We also tried adding a few variables that were nonlinear, including a length-height-diameter interaction term and quadratic terms for length (only), height (only), and diameter (only). None of these approaches led to major improvements in the model's ability to fit data.
What do these results tell us? Each linear model had residuals that were not normally distributed, indicating there are higher-order interactions between these variables that need to be addressed.
In hindsight, this seems obvious. Of the seven quantitative variables in the original data set, four of the variables were different weights, which we expect to be linearly dependent. Three variables gave measurements and dimensions of the abalones, which we would also expect to be correlated (we would not expect, for example, the height and diameter of an abalone to be independent - if an abalone has a huge height and a very small diameter, it would indicate an erroneous data point sooner than it would indicate an unusual abalone).
Next Steps¶
The goal here is to come up with a function to predict the number of an abalone's rings as a function of these input variables. Because a linear model won't cut it, our next step is to add higher-order and nonlinear interaction terms.
We could potentially add nonlinear terms by hand, during preprocessing, as we were doing above (manually adding more columns to the DataFrame and evaluating the fit with each new variable). But this is very labor-intensive, and we have many, many, many combinations to try (what if we need a fourth-order or fifth-order polynomial?).

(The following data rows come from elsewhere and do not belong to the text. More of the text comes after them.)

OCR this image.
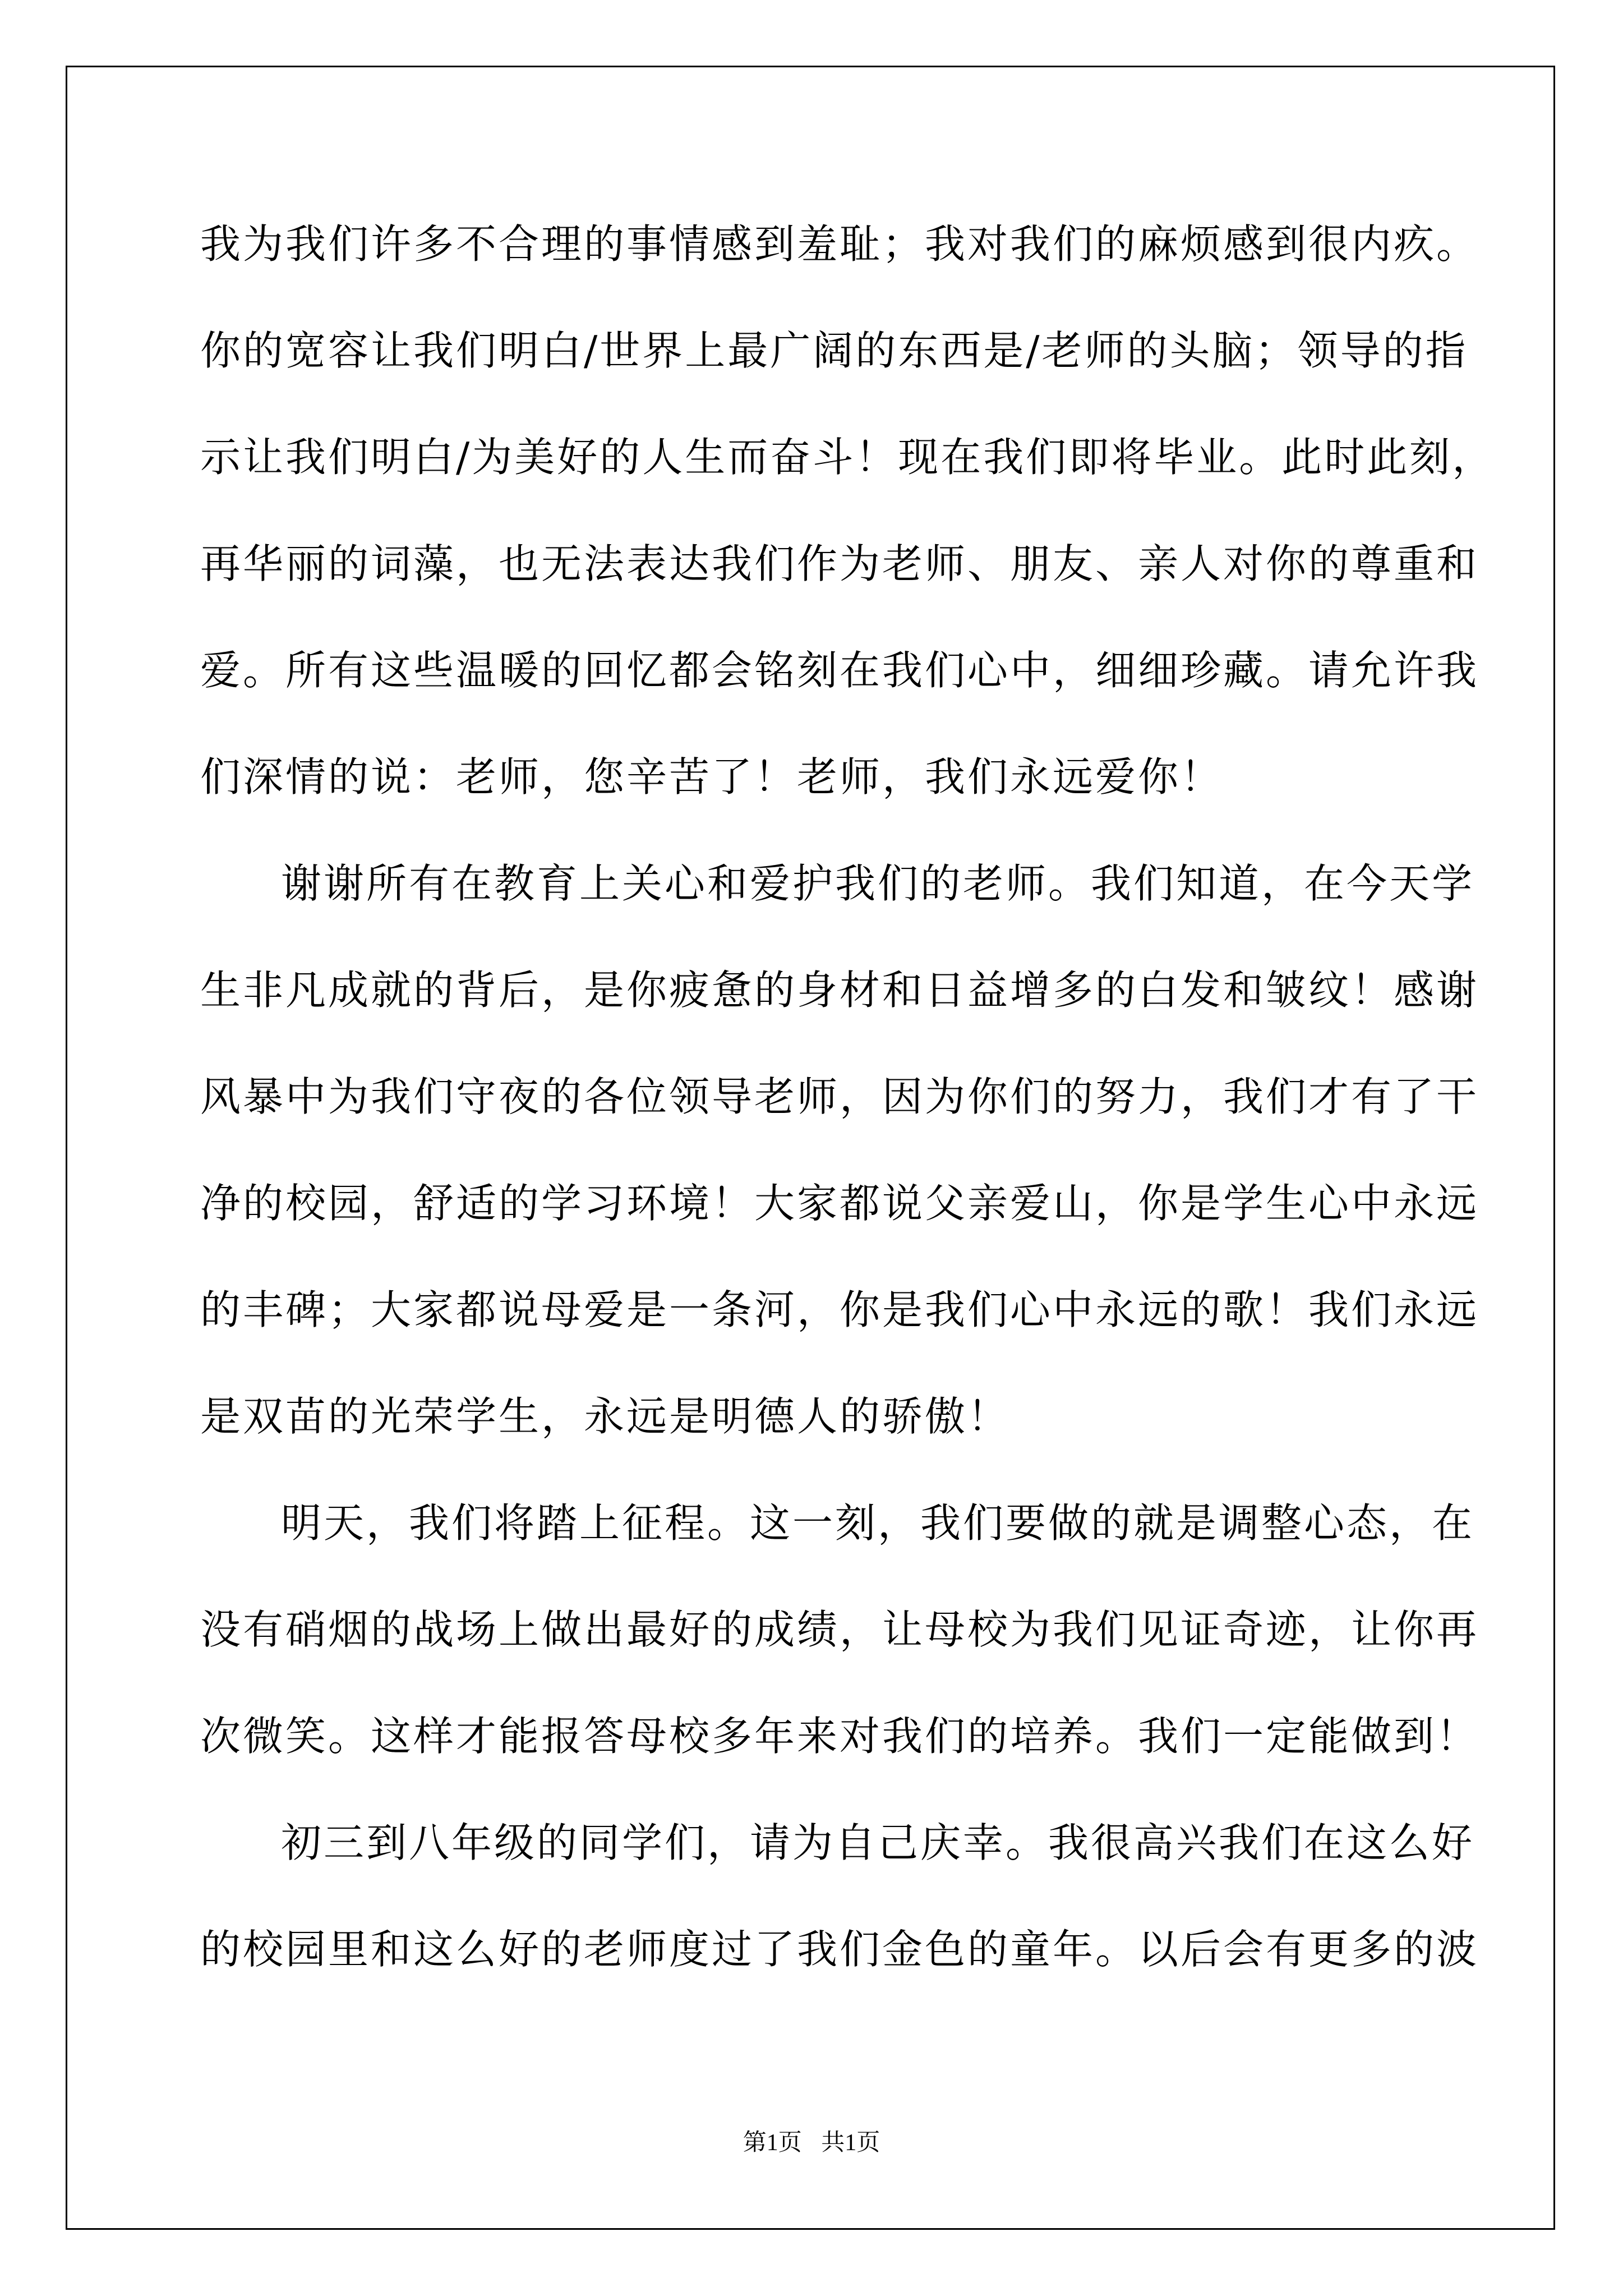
我为我们许多不合理的事情感到羞耻；我对我们的麻烦感到很内疚。
你的宽容让我们明白/世界上最广阔的东西是/老师的头脑；领导的指
示让我们明白/为美好的人生而奋斗！现在我们即将毕业。此时此刻，
再华丽的词藻，也无法表达我们作为老师、朋友、亲人对你的尊重和
爱。所有这些温暖的回忆都会铭刻在我们心中，细细珍藏。请允许我
们深情的说：老师，您辛苦了！老师，我们永远爱你！
谢谢所有在教育上关心和爱护我们的老师。我们知道，在今天学
生非凡成就的背后，是你疲惫的身材和日益增多的白发和皱纹！感谢
风暴中为我们守夜的各位领导老师，因为你们的努力，我们才有了干
净的校园，舒适的学习环境！大家都说父亲爱山，你是学生心中永远
的丰碑；大家都说母爱是一条河，你是我们心中永远的歌！我们永远
是双苗的光荣学生，永远是明德人的骄傲！
明天，我们将踏上征程。这一刻，我们要做的就是调整心态，在
没有硝烟的战场上做出最好的成绩，让母校为我们见证奇迹，让你再
次微笑。这样才能报答母校多年来对我们的培养。我们一定能做到！
初三到八年级的同学们，请为自己庆幸。我很高兴我们在这么好
的校园里和这么好的老师度过了我们金色的童年。以后会有更多的波
第1页 共1页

This is where SVR (state vector regression) will come in handy. We can specify different kinds of kernel functions, and the SVR model will automatically determine the best form of the kernel function for our data. (For example, if we specify a third-degree polynomial, we won't have to compute all of these effects by hand and compare them to pick out the best; SVR does this through its optimization process.)